Created in 1984, in Bordeaux by the French lawyer Bertrand Favreau, "The Ludovic-Trarieux International Human Rights Prize" is awarded each year to a lawyer, regardless of nationality or Bar, who, by his work, has demonstrated through his work or experiences, the defence of human rights, of defence rights, the supremacy of law, the struggle against racism and intolerance in any form. The prize-winner is chosen after consulting humanitarian associations and NGOs.
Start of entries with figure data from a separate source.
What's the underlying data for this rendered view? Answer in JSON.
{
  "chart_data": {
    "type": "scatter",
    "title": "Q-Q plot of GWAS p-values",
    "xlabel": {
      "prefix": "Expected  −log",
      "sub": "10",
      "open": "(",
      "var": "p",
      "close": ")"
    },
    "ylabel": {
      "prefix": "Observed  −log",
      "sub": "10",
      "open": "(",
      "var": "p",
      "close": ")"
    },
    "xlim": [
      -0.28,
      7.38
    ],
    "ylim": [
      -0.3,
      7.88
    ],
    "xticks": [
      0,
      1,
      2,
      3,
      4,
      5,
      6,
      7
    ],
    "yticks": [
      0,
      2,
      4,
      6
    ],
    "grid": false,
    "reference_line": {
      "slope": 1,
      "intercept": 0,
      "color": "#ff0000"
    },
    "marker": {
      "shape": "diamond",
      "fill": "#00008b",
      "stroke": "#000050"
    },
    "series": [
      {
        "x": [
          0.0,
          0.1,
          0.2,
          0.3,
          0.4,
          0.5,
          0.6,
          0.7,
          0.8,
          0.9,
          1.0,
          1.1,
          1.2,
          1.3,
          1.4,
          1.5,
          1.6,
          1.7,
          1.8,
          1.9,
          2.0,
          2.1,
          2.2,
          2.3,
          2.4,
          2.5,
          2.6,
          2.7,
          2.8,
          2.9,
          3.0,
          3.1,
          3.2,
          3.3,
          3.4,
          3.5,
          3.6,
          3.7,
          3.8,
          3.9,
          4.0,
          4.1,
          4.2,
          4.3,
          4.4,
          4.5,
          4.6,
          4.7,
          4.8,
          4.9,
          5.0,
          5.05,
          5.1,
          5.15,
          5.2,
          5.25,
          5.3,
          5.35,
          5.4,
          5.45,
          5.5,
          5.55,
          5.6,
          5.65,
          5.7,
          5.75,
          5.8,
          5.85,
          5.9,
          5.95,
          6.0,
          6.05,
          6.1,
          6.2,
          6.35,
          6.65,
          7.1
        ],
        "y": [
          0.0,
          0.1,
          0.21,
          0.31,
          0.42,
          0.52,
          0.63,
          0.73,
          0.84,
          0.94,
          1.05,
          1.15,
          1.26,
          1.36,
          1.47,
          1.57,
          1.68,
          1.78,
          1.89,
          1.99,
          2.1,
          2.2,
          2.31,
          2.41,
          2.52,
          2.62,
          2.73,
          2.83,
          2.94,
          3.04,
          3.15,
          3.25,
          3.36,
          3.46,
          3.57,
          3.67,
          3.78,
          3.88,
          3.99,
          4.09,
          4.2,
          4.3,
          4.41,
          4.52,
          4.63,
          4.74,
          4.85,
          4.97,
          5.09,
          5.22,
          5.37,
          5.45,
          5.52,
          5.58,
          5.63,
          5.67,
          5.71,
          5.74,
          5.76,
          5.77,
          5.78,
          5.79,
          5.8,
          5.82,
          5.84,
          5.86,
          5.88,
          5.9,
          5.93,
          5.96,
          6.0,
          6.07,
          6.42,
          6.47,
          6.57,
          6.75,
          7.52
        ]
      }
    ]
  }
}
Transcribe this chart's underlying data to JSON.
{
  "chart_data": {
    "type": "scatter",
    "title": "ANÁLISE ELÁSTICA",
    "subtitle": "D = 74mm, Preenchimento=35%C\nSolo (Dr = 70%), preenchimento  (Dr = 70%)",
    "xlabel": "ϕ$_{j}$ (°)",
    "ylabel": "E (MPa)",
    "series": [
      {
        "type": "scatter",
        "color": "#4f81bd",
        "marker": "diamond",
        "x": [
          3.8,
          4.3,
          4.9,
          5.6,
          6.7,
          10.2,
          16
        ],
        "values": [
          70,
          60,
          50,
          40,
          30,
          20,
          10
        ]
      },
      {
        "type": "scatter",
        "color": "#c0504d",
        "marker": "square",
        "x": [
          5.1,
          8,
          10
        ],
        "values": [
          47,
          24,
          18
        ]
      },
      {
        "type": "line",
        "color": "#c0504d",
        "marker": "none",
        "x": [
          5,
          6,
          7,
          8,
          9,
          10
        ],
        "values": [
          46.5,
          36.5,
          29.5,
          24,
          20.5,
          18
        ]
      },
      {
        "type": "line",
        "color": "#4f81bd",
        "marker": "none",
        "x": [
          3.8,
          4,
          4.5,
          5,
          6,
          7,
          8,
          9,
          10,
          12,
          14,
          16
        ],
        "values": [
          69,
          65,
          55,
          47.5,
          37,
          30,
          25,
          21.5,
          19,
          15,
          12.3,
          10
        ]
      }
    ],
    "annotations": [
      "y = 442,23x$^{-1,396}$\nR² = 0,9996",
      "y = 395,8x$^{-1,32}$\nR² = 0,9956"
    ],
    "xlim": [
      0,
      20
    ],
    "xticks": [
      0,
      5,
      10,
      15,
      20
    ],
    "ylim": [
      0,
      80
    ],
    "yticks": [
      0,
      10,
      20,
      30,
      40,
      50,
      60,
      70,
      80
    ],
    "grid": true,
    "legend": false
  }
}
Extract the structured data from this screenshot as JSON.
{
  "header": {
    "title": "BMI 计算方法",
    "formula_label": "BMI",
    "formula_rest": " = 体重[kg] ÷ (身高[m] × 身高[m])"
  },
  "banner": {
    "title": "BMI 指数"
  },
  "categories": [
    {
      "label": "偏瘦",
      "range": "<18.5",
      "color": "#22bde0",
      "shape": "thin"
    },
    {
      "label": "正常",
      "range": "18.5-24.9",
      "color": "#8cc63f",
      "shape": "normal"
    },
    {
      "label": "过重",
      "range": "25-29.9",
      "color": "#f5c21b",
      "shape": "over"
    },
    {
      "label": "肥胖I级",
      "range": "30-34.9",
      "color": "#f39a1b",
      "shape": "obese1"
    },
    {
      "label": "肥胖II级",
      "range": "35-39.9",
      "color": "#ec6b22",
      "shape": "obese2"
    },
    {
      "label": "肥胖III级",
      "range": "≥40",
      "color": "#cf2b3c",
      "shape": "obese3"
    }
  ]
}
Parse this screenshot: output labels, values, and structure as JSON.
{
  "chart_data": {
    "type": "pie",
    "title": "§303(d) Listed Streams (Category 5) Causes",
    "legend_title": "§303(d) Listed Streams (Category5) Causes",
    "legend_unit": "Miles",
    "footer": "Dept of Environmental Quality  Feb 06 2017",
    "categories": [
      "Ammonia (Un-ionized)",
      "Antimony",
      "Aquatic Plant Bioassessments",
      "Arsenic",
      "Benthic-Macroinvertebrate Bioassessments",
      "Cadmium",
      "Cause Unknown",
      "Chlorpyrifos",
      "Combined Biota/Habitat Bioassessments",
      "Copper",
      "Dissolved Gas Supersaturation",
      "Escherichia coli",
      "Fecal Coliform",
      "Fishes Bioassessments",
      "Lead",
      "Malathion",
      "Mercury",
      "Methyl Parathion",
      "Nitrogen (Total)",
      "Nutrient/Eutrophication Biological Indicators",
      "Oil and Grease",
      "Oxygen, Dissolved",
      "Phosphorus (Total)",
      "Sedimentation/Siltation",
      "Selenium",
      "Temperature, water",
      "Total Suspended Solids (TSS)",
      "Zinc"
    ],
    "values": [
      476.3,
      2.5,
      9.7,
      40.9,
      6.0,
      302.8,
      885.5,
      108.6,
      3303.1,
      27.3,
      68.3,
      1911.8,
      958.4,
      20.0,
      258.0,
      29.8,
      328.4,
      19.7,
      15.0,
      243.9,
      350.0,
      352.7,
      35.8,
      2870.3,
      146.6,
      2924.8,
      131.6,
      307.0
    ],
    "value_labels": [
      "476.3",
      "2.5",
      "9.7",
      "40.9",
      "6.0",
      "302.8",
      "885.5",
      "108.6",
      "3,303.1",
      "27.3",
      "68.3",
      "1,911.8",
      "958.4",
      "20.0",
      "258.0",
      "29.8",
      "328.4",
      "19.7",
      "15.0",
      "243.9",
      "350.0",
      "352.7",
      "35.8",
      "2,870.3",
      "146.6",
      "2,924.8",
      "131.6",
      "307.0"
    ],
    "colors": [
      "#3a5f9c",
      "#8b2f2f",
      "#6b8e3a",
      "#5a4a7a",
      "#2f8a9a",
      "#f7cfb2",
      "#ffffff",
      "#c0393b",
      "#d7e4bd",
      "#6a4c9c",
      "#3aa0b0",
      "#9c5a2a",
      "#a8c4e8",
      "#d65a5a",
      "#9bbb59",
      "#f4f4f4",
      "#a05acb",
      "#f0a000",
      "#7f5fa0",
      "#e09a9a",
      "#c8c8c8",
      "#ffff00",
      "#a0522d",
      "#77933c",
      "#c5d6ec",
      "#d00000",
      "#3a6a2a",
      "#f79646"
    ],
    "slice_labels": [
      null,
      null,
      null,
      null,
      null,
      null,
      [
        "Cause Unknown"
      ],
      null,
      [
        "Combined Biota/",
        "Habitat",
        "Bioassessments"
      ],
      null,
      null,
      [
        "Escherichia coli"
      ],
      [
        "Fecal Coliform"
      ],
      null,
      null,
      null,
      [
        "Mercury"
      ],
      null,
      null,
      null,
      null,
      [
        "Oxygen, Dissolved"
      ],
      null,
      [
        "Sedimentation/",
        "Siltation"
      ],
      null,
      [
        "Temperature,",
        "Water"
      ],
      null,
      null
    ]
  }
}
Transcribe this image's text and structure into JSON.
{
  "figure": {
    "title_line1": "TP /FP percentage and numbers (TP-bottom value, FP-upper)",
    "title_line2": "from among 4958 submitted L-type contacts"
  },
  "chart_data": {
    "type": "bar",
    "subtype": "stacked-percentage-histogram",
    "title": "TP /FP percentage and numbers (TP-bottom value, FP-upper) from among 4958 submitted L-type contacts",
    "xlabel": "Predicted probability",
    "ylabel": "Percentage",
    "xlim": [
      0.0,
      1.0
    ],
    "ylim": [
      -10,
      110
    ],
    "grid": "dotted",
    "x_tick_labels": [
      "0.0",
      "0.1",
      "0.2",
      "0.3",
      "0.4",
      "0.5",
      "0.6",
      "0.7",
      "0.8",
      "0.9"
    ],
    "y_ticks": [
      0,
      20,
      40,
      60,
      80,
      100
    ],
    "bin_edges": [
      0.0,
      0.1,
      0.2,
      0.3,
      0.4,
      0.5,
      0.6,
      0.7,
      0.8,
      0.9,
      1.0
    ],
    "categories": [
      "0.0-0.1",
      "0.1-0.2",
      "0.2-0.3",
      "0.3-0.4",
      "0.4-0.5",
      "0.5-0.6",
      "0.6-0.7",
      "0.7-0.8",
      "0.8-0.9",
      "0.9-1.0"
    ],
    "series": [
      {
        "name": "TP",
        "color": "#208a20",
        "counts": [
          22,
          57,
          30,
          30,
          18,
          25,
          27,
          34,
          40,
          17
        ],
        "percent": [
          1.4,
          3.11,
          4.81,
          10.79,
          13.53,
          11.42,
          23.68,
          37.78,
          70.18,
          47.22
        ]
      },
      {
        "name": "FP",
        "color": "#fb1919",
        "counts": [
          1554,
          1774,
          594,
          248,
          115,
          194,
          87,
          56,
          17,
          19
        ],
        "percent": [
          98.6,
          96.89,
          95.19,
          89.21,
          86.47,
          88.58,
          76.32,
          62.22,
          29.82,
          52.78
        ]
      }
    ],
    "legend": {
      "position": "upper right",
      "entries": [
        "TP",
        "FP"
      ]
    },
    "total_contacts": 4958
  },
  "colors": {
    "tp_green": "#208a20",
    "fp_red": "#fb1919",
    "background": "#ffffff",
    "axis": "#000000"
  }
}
The Prize, also called "The international tribute from Lawyers to a Lawyer", is presented in partnership by the Human Rights Institute of The Bar of Bordeaux, the Human Rights Institute of the Bar of Paris, the Human Rights Institute of The Bar of Brussels, l'Unione forense per la tutela dei diritti dell'uomo (Roma) and the European Bar Human Rights Institute (IDHAE) whose members are the biggest European law societies fighting for human rights such as Union Internationale des Avocats (UIA), Rechtsanwaltskammer Berlin, Ordre français des Avocats du barreau de Bruxelles, barreau de Luxembourg or Polish National Council of the Bar (Warsaw).

The first Ludovic Trarieux Prize was awarded on 29 March 1985 to Nelson Mandela, then in jail. It was officially handed over to his daughter, Zenani Mandela-Dlamini, on 27 April 1985. His body is interred at the Protestant cemetery in Bordeaux.